Question

Carbon-14 decays at a constant rate, so it can be used to determine the age of fossils. In particular, if the original amount of Carbon-14 present is A0, then A(t) = A0e-kt can be used find the amount of amount of Carbon-14 remaining after t years. Given that the half-life of Carbon-14 is 5,730 years, what is the value of the decay constant k to 5 decimal places?

Answer 1

k = ln (.5) / Half-Life
k = -.693147 / 5,730

k = -0.0001209681

Answer 2

Value of the decay constant k = 0.00012

Explanation:

Formula to determine the age of the fossils by C-14 decay is given as

`A_(t)=A_(0)e^(-kt)`

where A(t) = C-14 remaining after t years

A0 = original amount of C-14

K = decay constant

t = time taken for decay

Now we have to calculate the value of constant k when half life of C-14 is given as 5730 years.

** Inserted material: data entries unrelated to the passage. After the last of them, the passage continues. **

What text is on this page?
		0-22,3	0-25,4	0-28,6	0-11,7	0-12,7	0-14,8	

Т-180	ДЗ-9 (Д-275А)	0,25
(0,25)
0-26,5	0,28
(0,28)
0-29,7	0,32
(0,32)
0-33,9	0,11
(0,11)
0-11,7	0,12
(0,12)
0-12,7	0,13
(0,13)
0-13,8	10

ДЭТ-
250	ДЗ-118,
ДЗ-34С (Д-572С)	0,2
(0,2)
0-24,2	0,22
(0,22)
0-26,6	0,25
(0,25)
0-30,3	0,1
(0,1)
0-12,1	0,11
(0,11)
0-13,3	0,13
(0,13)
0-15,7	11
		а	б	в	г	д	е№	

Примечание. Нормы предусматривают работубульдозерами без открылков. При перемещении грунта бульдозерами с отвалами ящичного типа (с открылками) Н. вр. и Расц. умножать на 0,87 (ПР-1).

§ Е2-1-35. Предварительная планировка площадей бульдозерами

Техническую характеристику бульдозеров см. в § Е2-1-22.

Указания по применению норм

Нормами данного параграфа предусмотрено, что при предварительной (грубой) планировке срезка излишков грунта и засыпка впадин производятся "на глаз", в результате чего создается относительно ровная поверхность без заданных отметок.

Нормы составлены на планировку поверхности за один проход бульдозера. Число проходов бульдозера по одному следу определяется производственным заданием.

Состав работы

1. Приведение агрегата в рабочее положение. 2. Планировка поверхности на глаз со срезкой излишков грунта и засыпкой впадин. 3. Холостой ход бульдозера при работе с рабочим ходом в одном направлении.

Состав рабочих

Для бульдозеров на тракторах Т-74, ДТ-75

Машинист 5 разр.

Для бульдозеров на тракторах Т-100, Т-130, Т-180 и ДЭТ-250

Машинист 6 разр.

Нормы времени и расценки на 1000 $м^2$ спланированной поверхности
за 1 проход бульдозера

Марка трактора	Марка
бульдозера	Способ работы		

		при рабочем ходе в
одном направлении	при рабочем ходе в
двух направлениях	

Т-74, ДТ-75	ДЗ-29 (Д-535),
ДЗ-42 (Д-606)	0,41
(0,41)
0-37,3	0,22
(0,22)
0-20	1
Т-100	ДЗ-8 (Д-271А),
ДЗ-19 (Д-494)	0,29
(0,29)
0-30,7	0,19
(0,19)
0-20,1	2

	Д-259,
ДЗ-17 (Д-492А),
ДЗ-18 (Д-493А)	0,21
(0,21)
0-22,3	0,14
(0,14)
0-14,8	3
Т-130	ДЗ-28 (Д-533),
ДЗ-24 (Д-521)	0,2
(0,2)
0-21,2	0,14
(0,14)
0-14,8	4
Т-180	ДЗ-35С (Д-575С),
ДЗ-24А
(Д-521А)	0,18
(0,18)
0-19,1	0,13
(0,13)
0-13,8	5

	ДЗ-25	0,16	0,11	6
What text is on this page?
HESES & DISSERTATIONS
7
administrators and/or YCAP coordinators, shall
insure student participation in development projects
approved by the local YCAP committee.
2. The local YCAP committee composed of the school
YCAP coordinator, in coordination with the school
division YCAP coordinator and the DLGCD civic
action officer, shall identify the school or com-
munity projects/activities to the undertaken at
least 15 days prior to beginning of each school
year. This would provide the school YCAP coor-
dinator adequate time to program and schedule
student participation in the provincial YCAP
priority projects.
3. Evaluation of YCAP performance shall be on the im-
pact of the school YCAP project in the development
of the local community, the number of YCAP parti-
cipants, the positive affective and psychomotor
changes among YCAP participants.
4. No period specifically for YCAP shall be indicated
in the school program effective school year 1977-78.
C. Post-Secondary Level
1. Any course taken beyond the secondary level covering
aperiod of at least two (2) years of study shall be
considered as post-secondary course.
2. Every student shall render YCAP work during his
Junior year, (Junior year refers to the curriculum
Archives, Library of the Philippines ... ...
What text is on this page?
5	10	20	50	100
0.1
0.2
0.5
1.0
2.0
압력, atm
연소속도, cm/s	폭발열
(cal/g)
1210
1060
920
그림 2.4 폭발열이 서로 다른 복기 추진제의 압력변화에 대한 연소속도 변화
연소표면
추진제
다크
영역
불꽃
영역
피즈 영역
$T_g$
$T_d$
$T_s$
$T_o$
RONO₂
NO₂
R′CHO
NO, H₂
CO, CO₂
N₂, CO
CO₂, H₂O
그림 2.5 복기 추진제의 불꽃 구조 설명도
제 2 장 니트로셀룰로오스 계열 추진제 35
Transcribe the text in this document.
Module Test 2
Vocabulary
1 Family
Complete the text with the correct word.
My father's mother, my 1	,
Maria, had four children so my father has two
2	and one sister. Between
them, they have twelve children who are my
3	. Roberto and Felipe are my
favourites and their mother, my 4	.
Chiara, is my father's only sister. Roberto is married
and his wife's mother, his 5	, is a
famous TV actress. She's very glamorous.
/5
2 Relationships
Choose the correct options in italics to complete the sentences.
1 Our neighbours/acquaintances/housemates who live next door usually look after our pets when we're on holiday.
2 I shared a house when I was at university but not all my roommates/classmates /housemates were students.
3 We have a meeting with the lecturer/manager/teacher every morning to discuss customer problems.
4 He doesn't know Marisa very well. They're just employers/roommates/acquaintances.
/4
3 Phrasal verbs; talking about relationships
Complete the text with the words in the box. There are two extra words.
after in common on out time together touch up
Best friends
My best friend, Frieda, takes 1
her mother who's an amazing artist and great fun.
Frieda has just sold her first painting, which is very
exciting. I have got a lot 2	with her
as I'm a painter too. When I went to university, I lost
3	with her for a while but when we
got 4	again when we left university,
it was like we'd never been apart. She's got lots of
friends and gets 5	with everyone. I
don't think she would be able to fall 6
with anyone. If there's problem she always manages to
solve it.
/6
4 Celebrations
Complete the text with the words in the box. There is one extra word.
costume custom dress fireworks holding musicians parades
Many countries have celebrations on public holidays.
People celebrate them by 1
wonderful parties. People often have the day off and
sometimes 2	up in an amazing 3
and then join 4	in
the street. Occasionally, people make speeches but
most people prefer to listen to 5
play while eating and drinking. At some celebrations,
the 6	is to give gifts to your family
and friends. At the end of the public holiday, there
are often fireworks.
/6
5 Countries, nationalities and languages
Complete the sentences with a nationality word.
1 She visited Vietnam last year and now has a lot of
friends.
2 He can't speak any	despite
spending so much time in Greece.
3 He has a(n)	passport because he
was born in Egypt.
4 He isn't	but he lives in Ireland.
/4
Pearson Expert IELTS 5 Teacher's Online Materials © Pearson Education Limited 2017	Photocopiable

Since half life has been given therefore final amount after 5730 years will be A/2 and initial amount will be A.

Now the equation becomes as

`(A)/(2)=Ae^((-k)(5730))`

`(1)/(2)=e^(-5730k)`

Now by taking natural log on both the sides

`ln((1)/(2))=ln(e^(-5730k))`

ln 1 - ln2 = -5730k (since lne = 1)

0 - ln2 = -5730k

`0.63915=5730k`

k = 0.00012

Therefore k = 0.00012 is the answer.